The childhood imaginary is perceivable from the first moment. It’s Halloween Day and a group of people, disguised in costumes, traverse the empty museum idly, sporadically surprised by incarnate clichés of fabulous evil spirits such as the boogeyman or the jack-o’-lantern. If in This is Not a Time for Dreaming (2004) Huyghe used puppets for real people (i.e., Le Corbusier or himself) here he inverted the roles of dummies, who become agents of surprise and fear (as puppet-like actors), dwelling in the space deprived of their faculties of action and being.
And if moments ago these people were under the control of an invisible Other, now that it is Valentine’s Day, they are possessed by inordinate emotions leading them towards an intense moment: the crowd of rigid and inanimate workers turns into a lascivious mass of bodies in a dark basement. The place-keeper of all secrets, all that was once hidden now becomes the catalyst for primitive and animal drives. In the background, the alienating voice of Kate Bush pleas with a hypnotic melody (“Oh let me have it, let me grab your soul away…”) and on a different stage, a man is being condemned to virtual castration by a group of individuals whose faces are covered by luminous, technological device that resembles a book. His crime? Internet rape. Moments after, someone starts narrating the story of Steve Jobs: a perverse amalgam of idealism and reality.
On yet another level, a girl goes through the rituals of psychoanalysis to confess the origin of her traumas, a subtle nod to how psychoanalytic discourses contribute to the forging of our identity. Intimacy, fantasy, subjugation, and power are so deeply intertwined that at a certain point you pass from the voluptuous multitude to the dry and aggressive sensuality of a model that turns the hall of the museum into a catwalk, producing an extremely violent sound every time she steps in with a different costume. We pass from carnal desire to the reification of the body, which symbolically corresponds to the arrival of May Day, which closes the plot with yet another triumphant memorial of shallow festivity emptied of content due to its overuse.

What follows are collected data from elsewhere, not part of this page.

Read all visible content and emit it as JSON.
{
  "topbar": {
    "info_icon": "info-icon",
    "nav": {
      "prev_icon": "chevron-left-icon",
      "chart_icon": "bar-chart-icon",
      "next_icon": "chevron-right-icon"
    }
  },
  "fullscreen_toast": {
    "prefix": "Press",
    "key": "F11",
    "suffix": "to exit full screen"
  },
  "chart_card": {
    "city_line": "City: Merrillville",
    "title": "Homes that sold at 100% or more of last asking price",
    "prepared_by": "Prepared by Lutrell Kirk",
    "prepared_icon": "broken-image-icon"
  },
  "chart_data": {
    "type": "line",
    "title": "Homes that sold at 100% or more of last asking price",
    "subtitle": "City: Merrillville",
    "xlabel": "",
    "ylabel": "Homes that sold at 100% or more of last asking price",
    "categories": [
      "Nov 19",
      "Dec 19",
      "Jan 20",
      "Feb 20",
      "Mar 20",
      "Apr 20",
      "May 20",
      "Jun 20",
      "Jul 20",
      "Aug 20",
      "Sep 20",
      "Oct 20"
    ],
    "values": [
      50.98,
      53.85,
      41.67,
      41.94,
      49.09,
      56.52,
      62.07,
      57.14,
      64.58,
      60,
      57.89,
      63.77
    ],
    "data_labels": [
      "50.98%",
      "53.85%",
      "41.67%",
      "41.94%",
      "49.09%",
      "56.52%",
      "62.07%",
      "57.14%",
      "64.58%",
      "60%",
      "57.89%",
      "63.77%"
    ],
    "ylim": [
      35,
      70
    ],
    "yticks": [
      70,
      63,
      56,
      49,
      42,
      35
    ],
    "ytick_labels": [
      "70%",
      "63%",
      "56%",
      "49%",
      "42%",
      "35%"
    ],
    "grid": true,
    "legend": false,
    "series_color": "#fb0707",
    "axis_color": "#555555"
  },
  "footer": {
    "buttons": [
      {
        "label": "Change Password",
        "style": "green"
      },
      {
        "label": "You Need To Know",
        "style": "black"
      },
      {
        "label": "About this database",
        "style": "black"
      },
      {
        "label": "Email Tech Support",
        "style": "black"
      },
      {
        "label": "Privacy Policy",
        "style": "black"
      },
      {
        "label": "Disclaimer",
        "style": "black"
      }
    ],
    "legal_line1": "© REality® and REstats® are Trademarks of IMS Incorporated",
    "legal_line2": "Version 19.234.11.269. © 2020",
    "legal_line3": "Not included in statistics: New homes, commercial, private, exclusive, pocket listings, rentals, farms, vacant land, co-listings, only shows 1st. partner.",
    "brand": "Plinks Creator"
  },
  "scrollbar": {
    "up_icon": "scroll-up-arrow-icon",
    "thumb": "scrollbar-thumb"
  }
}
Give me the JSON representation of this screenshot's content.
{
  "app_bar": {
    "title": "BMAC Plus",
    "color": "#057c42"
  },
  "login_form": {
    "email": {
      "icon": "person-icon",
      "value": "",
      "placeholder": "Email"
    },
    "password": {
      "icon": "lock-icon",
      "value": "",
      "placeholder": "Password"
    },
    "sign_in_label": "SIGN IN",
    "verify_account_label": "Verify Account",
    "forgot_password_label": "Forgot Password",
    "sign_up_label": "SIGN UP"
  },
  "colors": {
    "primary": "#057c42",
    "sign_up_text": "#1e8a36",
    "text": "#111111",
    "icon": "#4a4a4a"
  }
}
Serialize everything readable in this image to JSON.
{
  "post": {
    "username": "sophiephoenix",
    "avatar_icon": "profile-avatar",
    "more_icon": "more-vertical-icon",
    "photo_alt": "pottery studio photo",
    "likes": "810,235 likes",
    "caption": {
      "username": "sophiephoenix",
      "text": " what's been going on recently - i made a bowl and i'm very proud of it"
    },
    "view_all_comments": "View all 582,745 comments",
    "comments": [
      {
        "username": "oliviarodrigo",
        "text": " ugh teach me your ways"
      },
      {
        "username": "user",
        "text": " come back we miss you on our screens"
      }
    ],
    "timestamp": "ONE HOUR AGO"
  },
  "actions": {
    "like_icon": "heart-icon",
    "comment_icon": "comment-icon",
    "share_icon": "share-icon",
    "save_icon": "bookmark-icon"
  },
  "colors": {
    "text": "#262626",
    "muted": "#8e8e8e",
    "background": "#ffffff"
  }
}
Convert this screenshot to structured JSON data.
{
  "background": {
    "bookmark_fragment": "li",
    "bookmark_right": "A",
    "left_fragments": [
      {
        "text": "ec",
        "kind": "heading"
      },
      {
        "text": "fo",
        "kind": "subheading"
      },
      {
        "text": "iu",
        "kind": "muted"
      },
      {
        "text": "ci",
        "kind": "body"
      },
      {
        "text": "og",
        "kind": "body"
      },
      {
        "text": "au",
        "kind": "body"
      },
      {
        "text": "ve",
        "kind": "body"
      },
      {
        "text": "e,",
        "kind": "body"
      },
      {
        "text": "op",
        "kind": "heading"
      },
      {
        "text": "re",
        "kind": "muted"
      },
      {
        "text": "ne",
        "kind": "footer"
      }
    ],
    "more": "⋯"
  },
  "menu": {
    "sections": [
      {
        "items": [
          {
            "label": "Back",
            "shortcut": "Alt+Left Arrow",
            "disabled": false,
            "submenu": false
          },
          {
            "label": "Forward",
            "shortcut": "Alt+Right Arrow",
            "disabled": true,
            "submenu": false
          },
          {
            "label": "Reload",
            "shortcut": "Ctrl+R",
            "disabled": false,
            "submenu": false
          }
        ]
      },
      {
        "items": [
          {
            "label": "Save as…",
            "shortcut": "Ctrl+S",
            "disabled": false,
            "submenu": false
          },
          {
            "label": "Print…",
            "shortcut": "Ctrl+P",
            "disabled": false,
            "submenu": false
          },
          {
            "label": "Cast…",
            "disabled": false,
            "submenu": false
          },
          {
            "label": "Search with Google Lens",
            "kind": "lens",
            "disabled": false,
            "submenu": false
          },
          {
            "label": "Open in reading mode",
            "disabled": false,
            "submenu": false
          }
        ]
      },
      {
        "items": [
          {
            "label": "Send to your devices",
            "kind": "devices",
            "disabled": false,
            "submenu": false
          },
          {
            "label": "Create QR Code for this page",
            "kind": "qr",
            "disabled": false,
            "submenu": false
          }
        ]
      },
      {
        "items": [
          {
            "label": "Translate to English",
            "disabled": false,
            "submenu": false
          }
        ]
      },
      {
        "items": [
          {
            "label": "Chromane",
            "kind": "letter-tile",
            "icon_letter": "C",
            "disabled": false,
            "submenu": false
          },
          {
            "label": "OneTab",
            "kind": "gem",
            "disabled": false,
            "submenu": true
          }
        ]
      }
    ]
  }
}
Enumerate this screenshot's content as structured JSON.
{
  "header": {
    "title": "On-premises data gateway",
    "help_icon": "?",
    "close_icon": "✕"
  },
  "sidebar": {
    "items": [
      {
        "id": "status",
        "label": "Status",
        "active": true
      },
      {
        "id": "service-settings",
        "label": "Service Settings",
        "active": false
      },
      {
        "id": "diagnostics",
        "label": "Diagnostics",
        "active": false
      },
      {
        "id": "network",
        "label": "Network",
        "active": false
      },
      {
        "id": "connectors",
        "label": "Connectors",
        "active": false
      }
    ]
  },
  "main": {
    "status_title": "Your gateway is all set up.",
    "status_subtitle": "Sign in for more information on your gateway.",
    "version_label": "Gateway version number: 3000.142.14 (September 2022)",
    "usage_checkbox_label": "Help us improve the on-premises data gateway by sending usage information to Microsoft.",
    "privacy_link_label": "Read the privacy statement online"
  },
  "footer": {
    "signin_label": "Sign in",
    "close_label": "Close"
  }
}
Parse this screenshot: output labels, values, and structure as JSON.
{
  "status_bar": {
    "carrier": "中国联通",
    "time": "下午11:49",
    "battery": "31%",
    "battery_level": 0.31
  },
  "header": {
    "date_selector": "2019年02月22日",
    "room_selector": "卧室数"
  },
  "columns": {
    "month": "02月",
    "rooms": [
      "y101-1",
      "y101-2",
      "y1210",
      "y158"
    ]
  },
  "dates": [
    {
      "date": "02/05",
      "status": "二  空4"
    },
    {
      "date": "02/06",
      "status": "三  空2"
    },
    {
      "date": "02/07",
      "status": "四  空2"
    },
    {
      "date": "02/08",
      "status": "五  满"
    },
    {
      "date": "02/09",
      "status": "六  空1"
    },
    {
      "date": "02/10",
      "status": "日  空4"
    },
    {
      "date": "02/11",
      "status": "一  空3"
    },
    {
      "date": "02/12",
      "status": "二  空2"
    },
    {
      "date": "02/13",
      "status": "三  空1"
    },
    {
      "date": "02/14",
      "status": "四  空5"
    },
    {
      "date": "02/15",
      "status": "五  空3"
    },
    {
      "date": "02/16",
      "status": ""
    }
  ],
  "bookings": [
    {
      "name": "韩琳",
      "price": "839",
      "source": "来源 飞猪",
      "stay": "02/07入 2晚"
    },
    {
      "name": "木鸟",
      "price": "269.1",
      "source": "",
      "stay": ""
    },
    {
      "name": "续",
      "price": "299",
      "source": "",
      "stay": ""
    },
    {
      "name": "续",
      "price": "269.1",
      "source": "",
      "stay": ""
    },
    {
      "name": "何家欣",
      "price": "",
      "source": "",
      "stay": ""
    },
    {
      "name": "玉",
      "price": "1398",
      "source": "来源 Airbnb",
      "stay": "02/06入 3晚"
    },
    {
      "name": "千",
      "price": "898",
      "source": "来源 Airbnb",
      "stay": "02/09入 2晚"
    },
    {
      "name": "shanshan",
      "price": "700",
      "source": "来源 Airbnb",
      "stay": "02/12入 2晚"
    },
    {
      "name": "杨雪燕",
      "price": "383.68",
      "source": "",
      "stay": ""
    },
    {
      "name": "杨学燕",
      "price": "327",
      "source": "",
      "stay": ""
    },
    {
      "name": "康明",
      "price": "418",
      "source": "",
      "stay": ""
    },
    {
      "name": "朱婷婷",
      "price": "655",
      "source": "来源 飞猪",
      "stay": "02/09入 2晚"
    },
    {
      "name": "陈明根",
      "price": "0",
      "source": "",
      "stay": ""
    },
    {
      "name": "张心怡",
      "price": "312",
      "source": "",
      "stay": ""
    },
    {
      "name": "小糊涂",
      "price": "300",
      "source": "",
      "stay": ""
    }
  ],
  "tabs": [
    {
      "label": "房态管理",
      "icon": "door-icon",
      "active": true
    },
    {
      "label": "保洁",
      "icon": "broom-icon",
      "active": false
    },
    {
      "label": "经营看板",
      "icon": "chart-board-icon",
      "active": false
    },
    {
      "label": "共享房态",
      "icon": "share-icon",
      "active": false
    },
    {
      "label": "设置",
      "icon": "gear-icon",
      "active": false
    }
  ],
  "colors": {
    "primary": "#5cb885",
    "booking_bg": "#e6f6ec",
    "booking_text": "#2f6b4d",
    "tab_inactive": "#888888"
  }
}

Huyghe never calls The Host and the Cloud a film: it is always referred to as an experience, a real situation, a ritual. In fact, if film is about a darkness in which projected moving images have the power to generate one the strongest displays of fantasy ever known, this is not a film, but the experience of a “meta-film.” Its complexity relies on the fact that it does not simply reflect upon the production of the imaginary (which continues to be one of art’s biggest tasks). Rather, it goes one step further, showing how those elements—films, images, sounds, feelings—that constitute the production of the visions, empathies, and projections give shape to western culture.
To quote a famous sentence by an incurable cinephile and psychoanalyst, Slavoj Žižek, I would dare to say that The Host and the Cloud does not tell us how or what to desire: it shows us how we desire.